The CFTC has announced a settlement with social trading giant Zulutrade, whereby Zulutrade will pay a fine of $150,000 and repay commissions earned of $80,000.
The settlement involve charges that from 2010 to 2013 Zulutrade failed to follow procedures for screening clients from the U.S. Department of the Treasury’s Office of Foreign Assets Control’s (OFAC) targeted countries. The CFTC claims that Zulutrade opened approximately 400 accounts for traders from OFAC targeted countries – primarily Iran, Sudan, and Syria.
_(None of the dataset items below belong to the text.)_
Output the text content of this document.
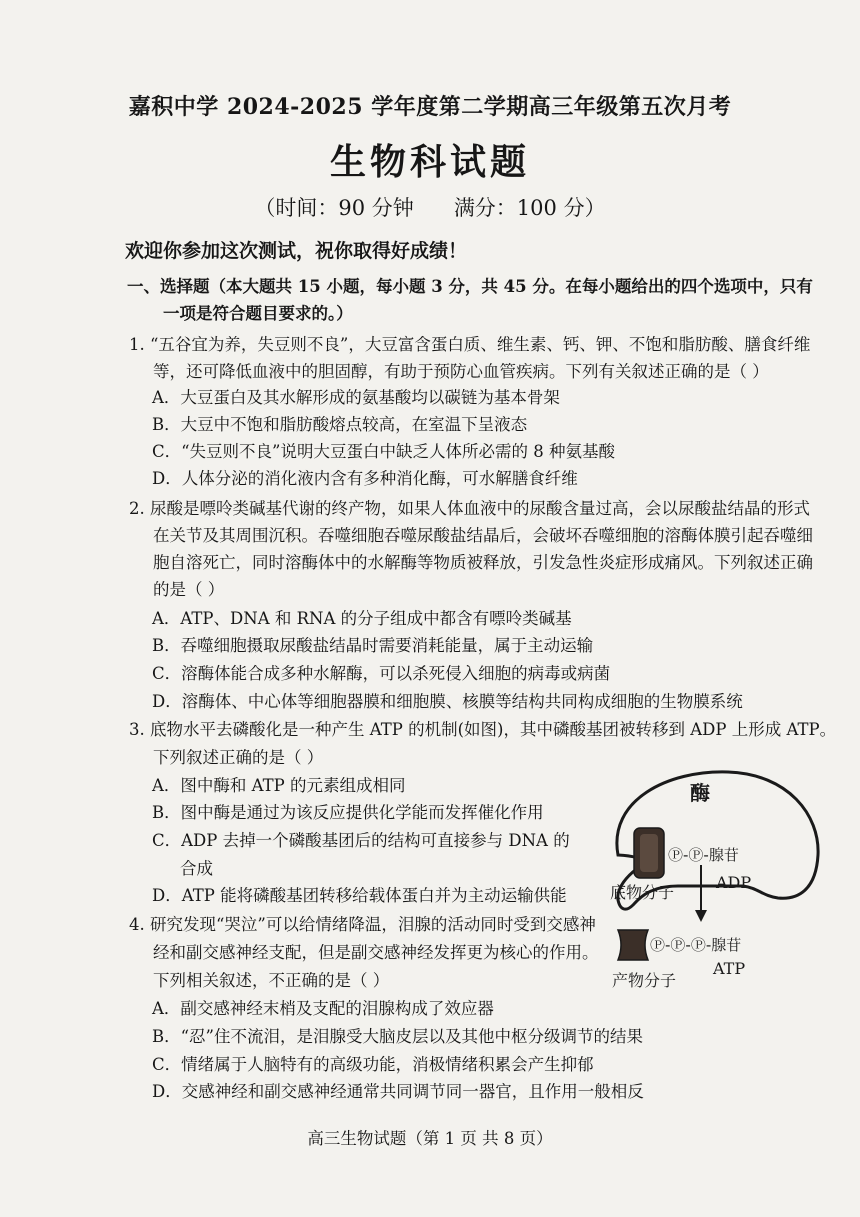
嘉积中学 2024-2025 学年度第二学期高三年级第五次月考
生物科试题
（时间：90 分钟 满分：100 分）
欢迎你参加这次测试，祝你取得好成绩！
一、选择题（本大题共 15 小题，每小题 3 分，共 45 分。在每小题给出的四个选项中，只有
一项是符合题目要求的。）
1. “五谷宜为养，失豆则不良”，大豆富含蛋白质、维生素、钙、钾、不饱和脂肪酸、膳食纤维
等，还可降低血液中的胆固醇，有助于预防心血管疾病。下列有关叙述正确的是（ ）
A．大豆蛋白及其水解形成的氨基酸均以碳链为基本骨架
B．大豆中不饱和脂肪酸熔点较高，在室温下呈液态
C．“失豆则不良”说明大豆蛋白中缺乏人体所必需的 8 种氨基酸
D．人体分泌的消化液内含有多种消化酶，可水解膳食纤维
2. 尿酸是嘌呤类碱基代谢的终产物，如果人体血液中的尿酸含量过高，会以尿酸盐结晶的形式
在关节及其周围沉积。吞噬细胞吞噬尿酸盐结晶后，会破坏吞噬细胞的溶酶体膜引起吞噬细
胞自溶死亡，同时溶酶体中的水解酶等物质被释放，引发急性炎症形成痛风。下列叙述正确
的是（ ）
A．ATP、DNA 和 RNA 的分子组成中都含有嘌呤类碱基
B．吞噬细胞摄取尿酸盐结晶时需要消耗能量，属于主动运输
C．溶酶体能合成多种水解酶，可以杀死侵入细胞的病毒或病菌
D．溶酶体、中心体等细胞器膜和细胞膜、核膜等结构共同构成细胞的生物膜系统
3. 底物水平去磷酸化是一种产生 ATP 的机制(如图)，其中磷酸基团被转移到 ADP 上形成 ATP。
下列叙述正确的是（ ）
A．图中酶和 ATP 的元素组成相同
B．图中酶是通过为该反应提供化学能而发挥催化作用
C．ADP 去掉一个磷酸基团后的结构可直接参与 DNA 的
合成
D．ATP 能将磷酸基团转移给载体蛋白并为主动运输供能
4. 研究发现“哭泣”可以给情绪降温，泪腺的活动同时受到交感神
经和副交感神经支配，但是副交感神经发挥更为核心的作用。
下列相关叙述，不正确的是（ ）
A．副交感神经末梢及支配的泪腺构成了效应器
B．“忍”住不流泪，是泪腺受大脑皮层以及其他中枢分级调节的结果
C．情绪属于人脑特有的高级功能，消极情绪积累会产生抑郁
D．交感神经和副交感神经通常共同调节同一器官，且作用一般相反
酶
Ⓟ-Ⓟ-腺苷
ADP
底物分子
Ⓟ-Ⓟ-Ⓟ-腺苷
ATP
产物分子
高三生物试题（第 1 页 共 8 页）
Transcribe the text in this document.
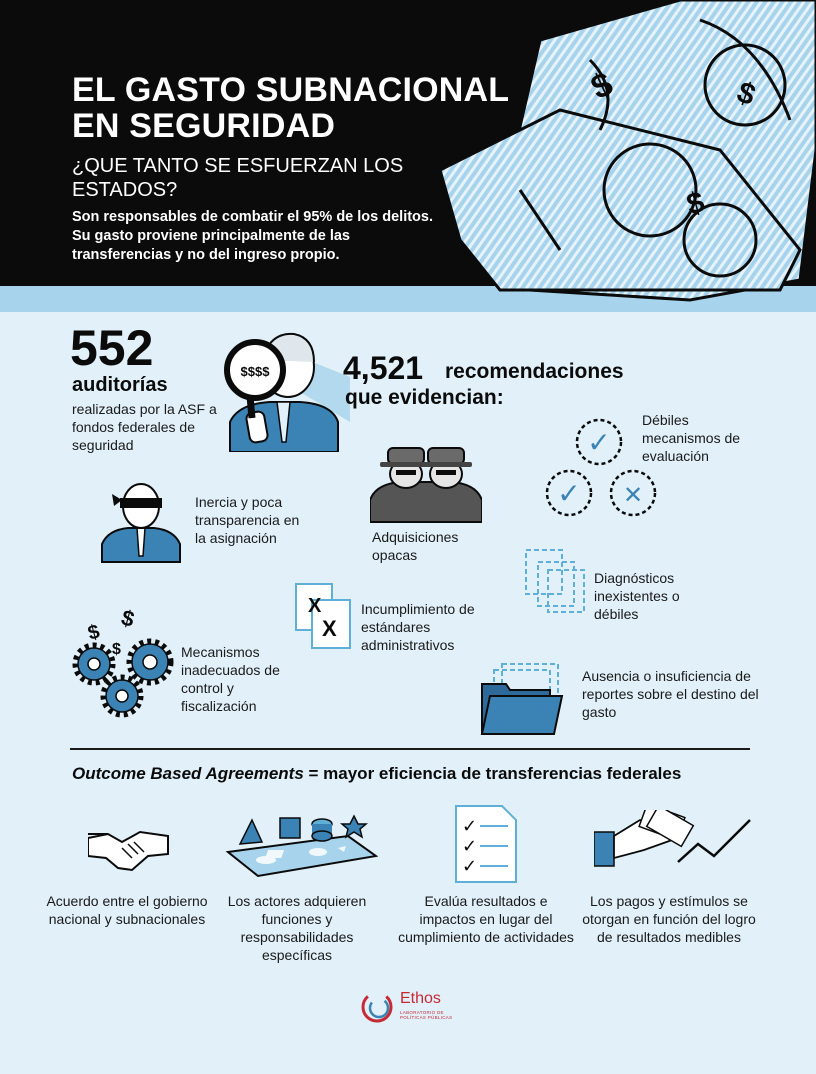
$	$
$
EL GASTO SUBNACIONAL EN SEGURIDAD
¿QUE TANTO SE ESFUERZAN LOS ESTADOS?
Son responsables de combatir el 95% de los delitos. Su gasto proviene principalmente de las transferencias y no del ingreso propio.
552
auditorías
realizadas por la ASF a fondos federales de seguridad
$$$$ 4,521 recomendaciones
que evidencian:
✓
✓ ✕
Débiles mecanismos de evaluación
Inercia y poca transparencia en la asignación	Adquisiciones opacas
Diagnósticos inexistentes o débiles
X
X
Incumplimiento de estándares administrativos
$
$
$	Mecanismos inadecuados de control y fiscalización
Ausencia o insuficiencia de reportes sobre el destino del gasto
Outcome Based Agreements = mayor eficiencia de transferencias federales
✓
✓
✓
Acuerdo entre el gobierno nacional y subnacionales
Los actores adquieren funciones y responsabilidades específicas
Evalúa resultados e impactos en lugar del cumplimiento de actividades
Los pagos y estímulos se otorgan en función del logro de resultados medibles
Ethos
LABORATORIO DE
POLÍTICAS PÚBLICAS
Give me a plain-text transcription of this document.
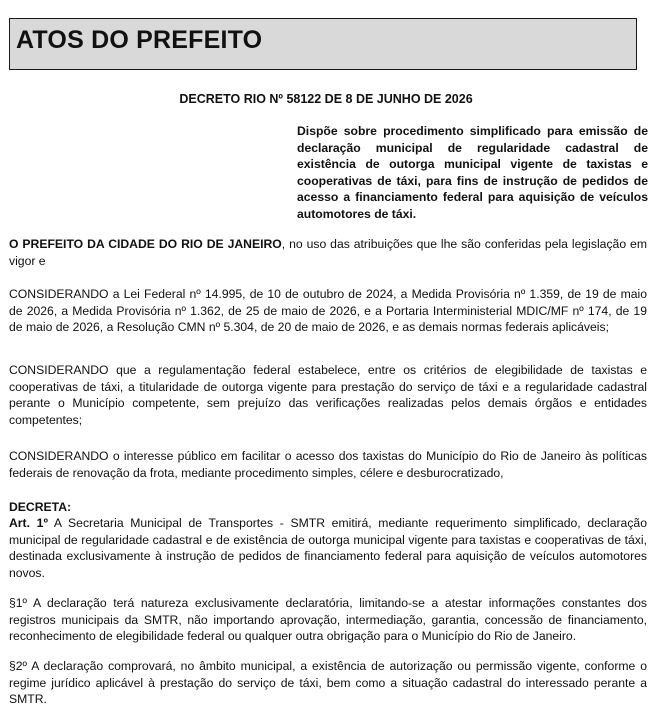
ATOS DO PREFEITO
DECRETO RIO Nº 58122 DE 8 DE JUNHO DE 2026
Dispõe sobre procedimento simplificado para emissão de declaração municipal de regularidade cadastral de existência de outorga municipal vigente de taxistas e cooperativas de táxi, para fins de instrução de pedidos de acesso a financiamento federal para aquisição de veículos automotores de táxi.

O PREFEITO DA CIDADE DO RIO DE JANEIRO, no uso das atribuições que lhe são conferidas pela legislação em vigor e

CONSIDERANDO a Lei Federal nº 14.995, de 10 de outubro de 2024, a Medida Provisória nº 1.359, de 19 de maio de 2026, a Medida Provisória nº 1.362, de 25 de maio de 2026, e a Portaria Interministerial MDIC/MF nº 174, de 19 de maio de 2026, a Resolução CMN nº 5.304, de 20 de maio de 2026, e as demais normas federais aplicáveis;

CONSIDERANDO que a regulamentação federal estabelece, entre os critérios de elegibilidade de taxistas e cooperativas de táxi, a titularidade de outorga vigente para prestação do serviço de táxi e a regularidade cadastral perante o Município competente, sem prejuízo das verificações realizadas pelos demais órgãos e entidades competentes;

CONSIDERANDO o interesse público em facilitar o acesso dos taxistas do Município do Rio de Janeiro às políticas federais de renovação da frota, mediante procedimento simples, célere e desburocratizado,

DECRETA:

Art. 1º A Secretaria Municipal de Transportes - SMTR emitirá, mediante requerimento simplificado, declaração municipal de regularidade cadastral e de existência de outorga municipal vigente para taxistas e cooperativas de táxi, destinada exclusivamente à instrução de pedidos de financiamento federal para aquisição de veículos automotores novos.

§1º A declaração terá natureza exclusivamente declaratória, limitando-se a atestar informações constantes dos registros municipais da SMTR, não importando aprovação, intermediação, garantia, concessão de financiamento, reconhecimento de elegibilidade federal ou qualquer outra obrigação para o Município do Rio de Janeiro.

§2º A declaração comprovará, no âmbito municipal, a existência de autorização ou permissão vigente, conforme o regime jurídico aplicável à prestação do serviço de táxi, bem como a situação cadastral do interessado perante a SMTR.
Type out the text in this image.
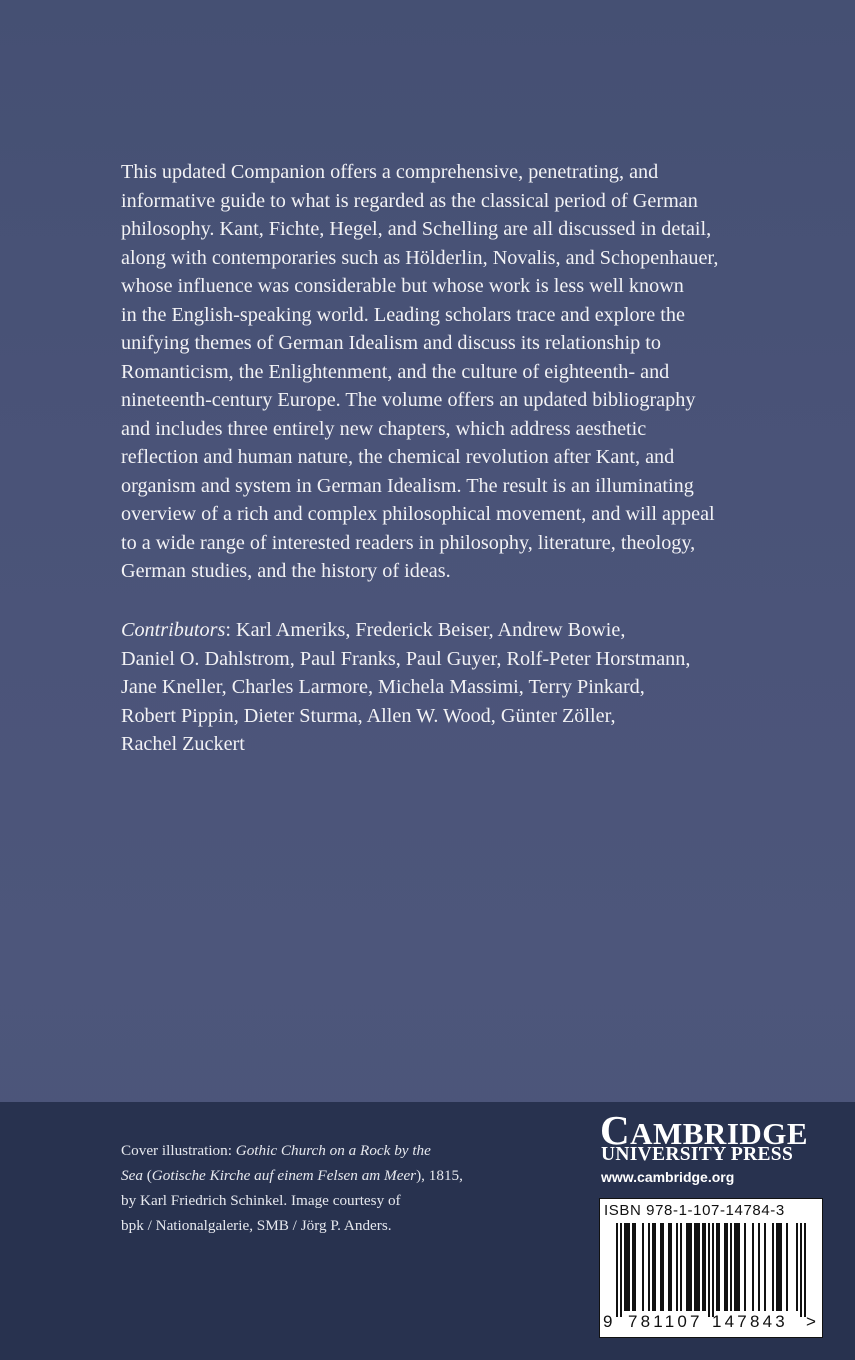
This updated Companion offers a comprehensive, penetrating, and
informative guide to what is regarded as the classical period of German
philosophy. Kant, Fichte, Hegel, and Schelling are all discussed in detail,
along with contemporaries such as Hölderlin, Novalis, and Schopenhauer,
whose influence was considerable but whose work is less well known
in the English-speaking world. Leading scholars trace and explore the
unifying themes of German Idealism and discuss its relationship to
Romanticism, the Enlightenment, and the culture of eighteenth- and
nineteenth-century Europe. The volume offers an updated bibliography
and includes three entirely new chapters, which address aesthetic
reflection and human nature, the chemical revolution after Kant, and
organism and system in German Idealism. The result is an illuminating
overview of a rich and complex philosophical movement, and will appeal
to a wide range of interested readers in philosophy, literature, theology,
German studies, and the history of ideas.

Contributors: Karl Ameriks, Frederick Beiser, Andrew Bowie,
Daniel O. Dahlstrom, Paul Franks, Paul Guyer, Rolf-Peter Horstmann,
Jane Kneller, Charles Larmore, Michela Massimi, Terry Pinkard,
Robert Pippin, Dieter Sturma, Allen W. Wood, Günter Zöller,
Rachel Zuckert

Cover illustration: Gothic Church on a Rock by the
Sea (Gotische Kirche auf einem Felsen am Meer), 1815,
by Karl Friedrich Schinkel. Image courtesy of
bpk / Nationalgalerie, SMB / Jörg P. Anders.
CAMBRIDGE
UNIVERSITY PRESS
www.cambridge.org
ISBN 978-1-107-14784-3
9 781107 147843 >
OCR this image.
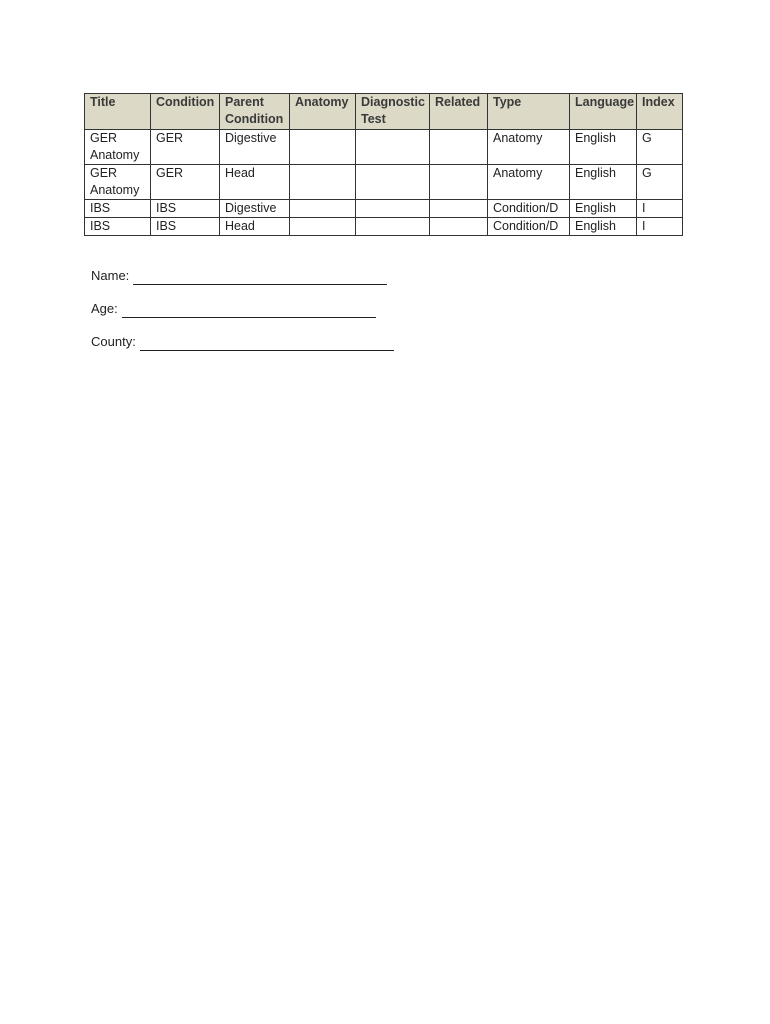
Title	Condition	Parent Condition	Anatomy	Diagnostic Test	Related	Type	Language	Index
GER Anatomy	GER	Digestive				Anatomy	English	G
GER Anatomy	GER	Head				Anatomy	English	G
IBS	IBS	Digestive				Condition/D	English	I
IBS	IBS	Head				Condition/D	English	I
Name:
Age:
County:
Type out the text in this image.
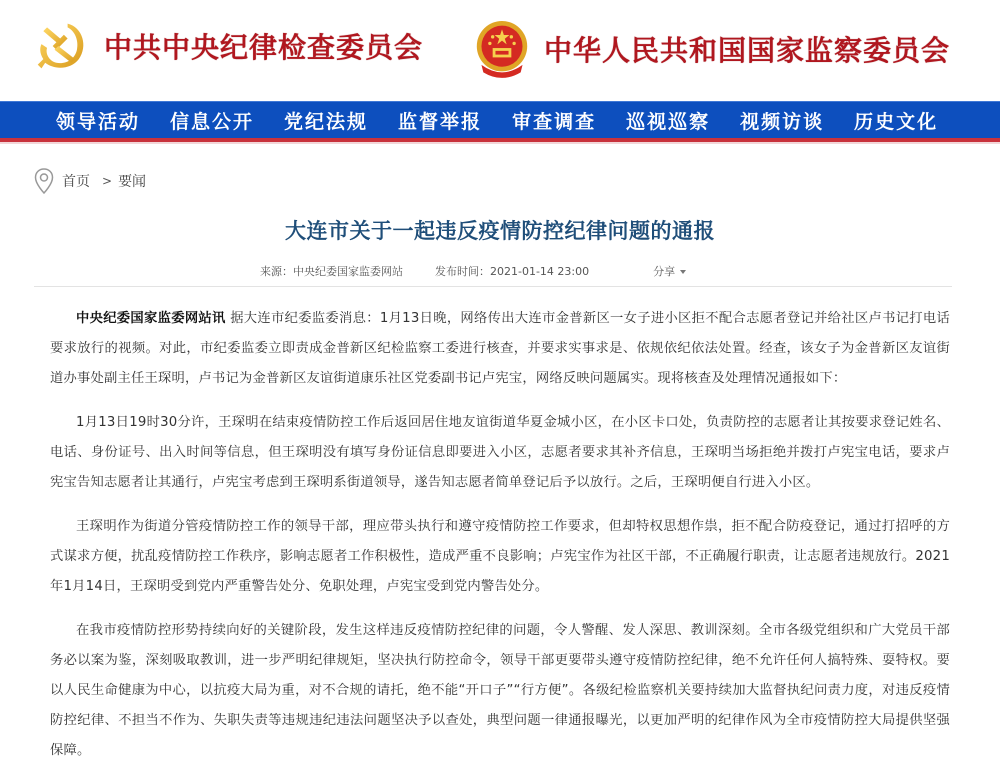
中共中央纪律检查委员会	中华人民共和国国家监察委员会
领导活动 信息公开 党纪法规 监督举报 审查调查 巡视巡察 视频访谈 历史文化
首页 > 要闻
大连市关于一起违反疫情防控纪律问题的通报
来源：中央纪委国家监委网站	发布时间：2021-01-14 23:00	分享

中央纪委国家监委网站讯 据大连市纪委监委消息：1月13日晚，网络传出大连市金普新区一女子进小区拒不配合志愿者登记并给社区卢书记打电话要求放行的视频。对此，市纪委监委立即责成金普新区纪检监察工委进行核查，并要求实事求是、依规依纪依法处置。经查，该女子为金普新区友谊街道办事处副主任王琛明，卢书记为金普新区友谊街道康乐社区党委副书记卢宪宝，网络反映问题属实。现将核查及处理情况通报如下：

1月13日19时30分许，王琛明在结束疫情防控工作后返回居住地友谊街道华夏金城小区，在小区卡口处，负责防控的志愿者让其按要求登记姓名、电话、身份证号、出入时间等信息，但王琛明没有填写身份证信息即要进入小区，志愿者要求其补齐信息，王琛明当场拒绝并拨打卢宪宝电话，要求卢宪宝告知志愿者让其通行，卢宪宝考虑到王琛明系街道领导，遂告知志愿者简单登记后予以放行。之后，王琛明便自行进入小区。

王琛明作为街道分管疫情防控工作的领导干部，理应带头执行和遵守疫情防控工作要求，但却特权思想作祟，拒不配合防疫登记，通过打招呼的方式谋求方便，扰乱疫情防控工作秩序，影响志愿者工作积极性，造成严重不良影响；卢宪宝作为社区干部，不正确履行职责，让志愿者违规放行。2021年1月14日，王琛明受到党内严重警告处分、免职处理，卢宪宝受到党内警告处分。

在我市疫情防控形势持续向好的关键阶段，发生这样违反疫情防控纪律的问题，令人警醒、发人深思、教训深刻。全市各级党组织和广大党员干部务必以案为鉴，深刻吸取教训，进一步严明纪律规矩，坚决执行防控命令，领导干部更要带头遵守疫情防控纪律，绝不允许任何人搞特殊、耍特权。要以人民生命健康为中心，以抗疫大局为重，对不合规的请托，绝不能“开口子”“行方便”。各级纪检监察机关要持续加大监督执纪问责力度，对违反疫情防控纪律、不担当不作为、失职失责等违规违纪违法问题坚决予以查处，典型问题一律通报曝光，以更加严明的纪律作风为全市疫情防控大局提供坚强保障。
OFAC administers and enforces economic and trade sanctions against targeted foreign countries based on U.S. foreign policy and national security goals. Zulutrade had a procedure to screen for potential clients from OFAC targeted countries. That procedure provided that Zulutrade could delegate implementation of OFAC screening to third party service providers or agents, provided that Zulutrade had a written agreement with the service provider outlining the third party’s responsibilities, and that Zulutrade would actively monitor the delegation to assure that the procedures are being conducted in an effective manner.
All of the 400 accounts opened for traders from the targeted countries listed above were from service providers with which Zulutrade did not have written agreements.
Based in Greece, Zulutrade was founded in 2007 by Leon Yohai and was a pioneer in the now-popular sphere of social trading and auto trading.